A l’opposé dire « que nombre d’antisystèmes n’ont la sensation de ne pouvoir exister que dans la mesure de la puissance de ce qui les menace dans l’ordre de l’humain dressant des plans machiavéliques », n’est pas absurde sauf que… l’histoire montre que les complots de toute sorte sont précisément les évènements qui, à 40 ans de distance lorsqu’ils sont révélés par des déclassifications de documents top secret, sont seuls capables d’expliquer l’inexpliqué d’autrefois que l’on croyait inexplicable. Mais il y a complot et complot. Que les Américains par exemple aient fourni les ressources en pétrole via les pays neutres pour rendre possible la gigantesque offensive de la Wehrmacht contre l’Urss qui nécessita des millions de tonnes de carburant, n’est pas un complot mais cela est-il dit dans les manuels ou appris à Science Po? Idem pour IBM qui permit aux allemands de déloger les Juifs de partout où ils se trouvaient en Allemagne et ailleurs. Ce n’est pas un complot, juste un « fait » dont l’anniversaire ne sera jamais fêté. On préfère raconter des histoires de bombardement d’aiguillages qui n’ont pas eu lieu ou accuser la Sncf de participation à la shoah, plutôt que de répéter à chaque anniversaire d’Auschwitz par exemple que c’est IBM qui a favorisé le gazage (une suite de l’enquête serait de connaître tous les noms des dirigeants d’IBM entre disons 1935 et 1945).

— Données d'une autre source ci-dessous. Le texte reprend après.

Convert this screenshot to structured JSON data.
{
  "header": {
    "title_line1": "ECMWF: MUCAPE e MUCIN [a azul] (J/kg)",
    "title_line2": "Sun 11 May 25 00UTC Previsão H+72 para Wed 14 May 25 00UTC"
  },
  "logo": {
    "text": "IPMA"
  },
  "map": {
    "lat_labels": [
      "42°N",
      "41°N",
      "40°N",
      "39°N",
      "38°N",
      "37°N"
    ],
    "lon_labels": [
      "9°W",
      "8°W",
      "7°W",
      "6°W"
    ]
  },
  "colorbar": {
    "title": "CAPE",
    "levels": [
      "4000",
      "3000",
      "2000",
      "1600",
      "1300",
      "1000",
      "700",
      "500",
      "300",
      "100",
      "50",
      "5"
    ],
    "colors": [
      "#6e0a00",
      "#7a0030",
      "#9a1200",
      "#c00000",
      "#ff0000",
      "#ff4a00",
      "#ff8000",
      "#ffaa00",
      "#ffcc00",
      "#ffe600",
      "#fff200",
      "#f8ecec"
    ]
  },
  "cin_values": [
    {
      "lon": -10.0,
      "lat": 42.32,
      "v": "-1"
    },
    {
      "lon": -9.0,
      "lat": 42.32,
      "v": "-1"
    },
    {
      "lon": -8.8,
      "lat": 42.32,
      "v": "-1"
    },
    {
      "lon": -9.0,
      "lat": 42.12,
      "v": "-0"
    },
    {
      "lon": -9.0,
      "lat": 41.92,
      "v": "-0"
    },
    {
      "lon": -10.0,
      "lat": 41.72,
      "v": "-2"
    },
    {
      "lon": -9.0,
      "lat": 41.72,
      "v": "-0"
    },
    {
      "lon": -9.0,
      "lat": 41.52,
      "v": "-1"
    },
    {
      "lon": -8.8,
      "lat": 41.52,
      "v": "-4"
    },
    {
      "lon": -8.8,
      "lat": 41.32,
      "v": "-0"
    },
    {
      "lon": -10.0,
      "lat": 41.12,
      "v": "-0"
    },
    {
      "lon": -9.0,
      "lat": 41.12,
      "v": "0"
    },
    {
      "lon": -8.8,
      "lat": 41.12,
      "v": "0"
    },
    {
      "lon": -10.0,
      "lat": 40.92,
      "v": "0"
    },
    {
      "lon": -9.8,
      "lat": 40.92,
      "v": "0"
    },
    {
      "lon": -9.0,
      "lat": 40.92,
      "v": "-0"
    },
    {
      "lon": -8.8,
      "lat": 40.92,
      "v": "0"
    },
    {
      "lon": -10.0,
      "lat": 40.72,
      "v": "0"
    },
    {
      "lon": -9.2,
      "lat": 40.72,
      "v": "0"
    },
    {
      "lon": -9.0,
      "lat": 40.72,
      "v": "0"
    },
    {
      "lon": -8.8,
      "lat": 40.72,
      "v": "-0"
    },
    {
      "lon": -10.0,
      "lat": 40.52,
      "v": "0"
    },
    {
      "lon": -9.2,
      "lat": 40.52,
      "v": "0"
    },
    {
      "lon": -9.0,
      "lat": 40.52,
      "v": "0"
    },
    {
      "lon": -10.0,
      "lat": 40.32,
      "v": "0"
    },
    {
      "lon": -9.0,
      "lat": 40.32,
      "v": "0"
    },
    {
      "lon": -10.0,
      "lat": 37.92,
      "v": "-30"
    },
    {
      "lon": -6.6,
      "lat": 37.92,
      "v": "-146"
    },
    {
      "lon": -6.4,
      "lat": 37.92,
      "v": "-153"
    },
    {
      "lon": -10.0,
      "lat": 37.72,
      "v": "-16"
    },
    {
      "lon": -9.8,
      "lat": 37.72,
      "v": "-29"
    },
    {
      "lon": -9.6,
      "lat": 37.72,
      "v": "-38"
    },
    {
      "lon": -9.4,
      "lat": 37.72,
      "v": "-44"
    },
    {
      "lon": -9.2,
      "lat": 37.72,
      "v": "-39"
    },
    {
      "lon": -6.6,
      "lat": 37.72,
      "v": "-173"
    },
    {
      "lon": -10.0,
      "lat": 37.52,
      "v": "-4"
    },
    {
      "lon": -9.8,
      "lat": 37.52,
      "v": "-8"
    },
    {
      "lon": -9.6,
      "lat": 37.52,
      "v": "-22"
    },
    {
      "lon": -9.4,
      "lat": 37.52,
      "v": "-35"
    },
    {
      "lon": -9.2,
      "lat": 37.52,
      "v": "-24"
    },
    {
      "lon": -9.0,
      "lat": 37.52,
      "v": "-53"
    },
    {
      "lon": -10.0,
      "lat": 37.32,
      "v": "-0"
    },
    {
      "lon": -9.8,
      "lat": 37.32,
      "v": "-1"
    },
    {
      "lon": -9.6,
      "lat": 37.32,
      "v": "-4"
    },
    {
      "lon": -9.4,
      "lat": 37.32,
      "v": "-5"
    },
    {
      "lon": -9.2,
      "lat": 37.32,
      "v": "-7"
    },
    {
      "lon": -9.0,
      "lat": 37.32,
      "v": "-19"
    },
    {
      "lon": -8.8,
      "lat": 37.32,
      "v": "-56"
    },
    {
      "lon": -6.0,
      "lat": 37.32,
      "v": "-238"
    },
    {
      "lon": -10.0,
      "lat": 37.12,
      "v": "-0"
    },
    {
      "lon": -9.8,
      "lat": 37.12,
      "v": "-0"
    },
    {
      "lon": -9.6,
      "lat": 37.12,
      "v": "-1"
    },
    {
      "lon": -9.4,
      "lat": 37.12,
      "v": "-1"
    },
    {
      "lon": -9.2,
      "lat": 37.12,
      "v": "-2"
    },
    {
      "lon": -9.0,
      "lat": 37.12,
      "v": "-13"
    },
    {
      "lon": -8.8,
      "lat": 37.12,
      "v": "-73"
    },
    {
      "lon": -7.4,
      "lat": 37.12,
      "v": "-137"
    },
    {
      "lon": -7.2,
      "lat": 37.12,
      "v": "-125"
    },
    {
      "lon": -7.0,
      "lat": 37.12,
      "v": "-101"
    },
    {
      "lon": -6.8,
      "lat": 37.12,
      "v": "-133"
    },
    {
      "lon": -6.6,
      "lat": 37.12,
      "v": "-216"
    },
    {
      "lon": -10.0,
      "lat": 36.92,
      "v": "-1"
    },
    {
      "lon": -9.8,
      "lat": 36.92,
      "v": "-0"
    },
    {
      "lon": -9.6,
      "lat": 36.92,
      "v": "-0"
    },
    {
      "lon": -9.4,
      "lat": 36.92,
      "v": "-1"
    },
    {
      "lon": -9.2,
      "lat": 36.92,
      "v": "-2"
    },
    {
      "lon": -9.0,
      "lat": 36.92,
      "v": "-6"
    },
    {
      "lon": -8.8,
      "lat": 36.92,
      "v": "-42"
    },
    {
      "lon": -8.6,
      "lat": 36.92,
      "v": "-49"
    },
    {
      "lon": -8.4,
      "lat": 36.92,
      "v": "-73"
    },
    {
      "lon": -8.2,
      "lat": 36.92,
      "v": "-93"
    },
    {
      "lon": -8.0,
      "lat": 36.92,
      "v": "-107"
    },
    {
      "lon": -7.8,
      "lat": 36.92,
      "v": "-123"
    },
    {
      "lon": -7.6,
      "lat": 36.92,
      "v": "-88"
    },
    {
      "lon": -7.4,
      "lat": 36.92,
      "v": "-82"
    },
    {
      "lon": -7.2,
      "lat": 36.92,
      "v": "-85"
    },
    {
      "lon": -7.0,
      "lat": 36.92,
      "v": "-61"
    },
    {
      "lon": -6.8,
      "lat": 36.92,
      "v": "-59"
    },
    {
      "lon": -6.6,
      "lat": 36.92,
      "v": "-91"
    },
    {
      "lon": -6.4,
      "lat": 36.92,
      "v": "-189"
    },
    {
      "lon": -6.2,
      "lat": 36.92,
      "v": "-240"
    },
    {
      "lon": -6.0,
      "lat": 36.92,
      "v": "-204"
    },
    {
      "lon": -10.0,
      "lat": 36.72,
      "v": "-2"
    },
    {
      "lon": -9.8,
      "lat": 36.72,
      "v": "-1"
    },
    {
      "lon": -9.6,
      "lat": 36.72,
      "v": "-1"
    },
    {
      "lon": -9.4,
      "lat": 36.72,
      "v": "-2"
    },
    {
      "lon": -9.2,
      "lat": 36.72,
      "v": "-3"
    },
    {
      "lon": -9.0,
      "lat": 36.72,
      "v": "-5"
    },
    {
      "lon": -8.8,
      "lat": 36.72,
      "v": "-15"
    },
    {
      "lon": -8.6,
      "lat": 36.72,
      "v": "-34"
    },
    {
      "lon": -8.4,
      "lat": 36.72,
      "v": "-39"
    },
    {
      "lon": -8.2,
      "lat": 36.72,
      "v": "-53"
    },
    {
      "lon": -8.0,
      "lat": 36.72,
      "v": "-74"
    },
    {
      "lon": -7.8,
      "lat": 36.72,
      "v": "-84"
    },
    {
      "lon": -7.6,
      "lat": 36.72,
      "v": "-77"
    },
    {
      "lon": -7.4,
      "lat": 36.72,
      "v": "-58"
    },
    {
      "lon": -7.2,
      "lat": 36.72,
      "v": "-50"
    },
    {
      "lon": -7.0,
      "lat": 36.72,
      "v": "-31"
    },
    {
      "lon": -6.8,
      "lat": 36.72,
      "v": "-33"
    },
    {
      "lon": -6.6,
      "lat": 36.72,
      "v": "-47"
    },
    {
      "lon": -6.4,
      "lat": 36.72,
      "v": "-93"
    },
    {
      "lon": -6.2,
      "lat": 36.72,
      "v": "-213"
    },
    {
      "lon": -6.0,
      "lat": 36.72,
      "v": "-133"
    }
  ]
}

Ajoutons à ça la psychologie et surtout celle de ceux qui mériteraient un psychologue à domicile, tant leur comportement est… comment dire? dément? Mais là, nous entrons dans un autre domaine qui celui des hommes « qui font l’histoire » dit-on. Qu’un Truman ait « fait » l’histoire personne je pense n’en doute. Par sa décision de bombarder Hiroshima et Nagasaki, il a déclenché la guerre froide et à obligé Staline à une politique de soviétisation forcé en Europe de l’est qui n’était nullement dans ses intentions premières. Mais comprenant que les avions Us et anglais qui s’étaient distingués de Dresde à Tokyo, en passant par Hambourg, Hiroshima et Nagasaki, devaient être tenus à la plus grande distance possible de l’Urss, il a finit par admettre que la bonne intelligence avec Roosevelt n’avait plus d’avenir. Ainsi, les deux bombes nucléaires sur le Japon sont un complot, c’est-à-dire une stratégie dont le but était l’isolement de l’Urss en vue de sa destruction ultérieure. Heureusement le grand savant Sakharov vint. On connaît hélas la suite. Les historiens du futur auront à cœur de dire que ce sont les forces nucléaires russes qui ont évité la 3e guerre mondiale.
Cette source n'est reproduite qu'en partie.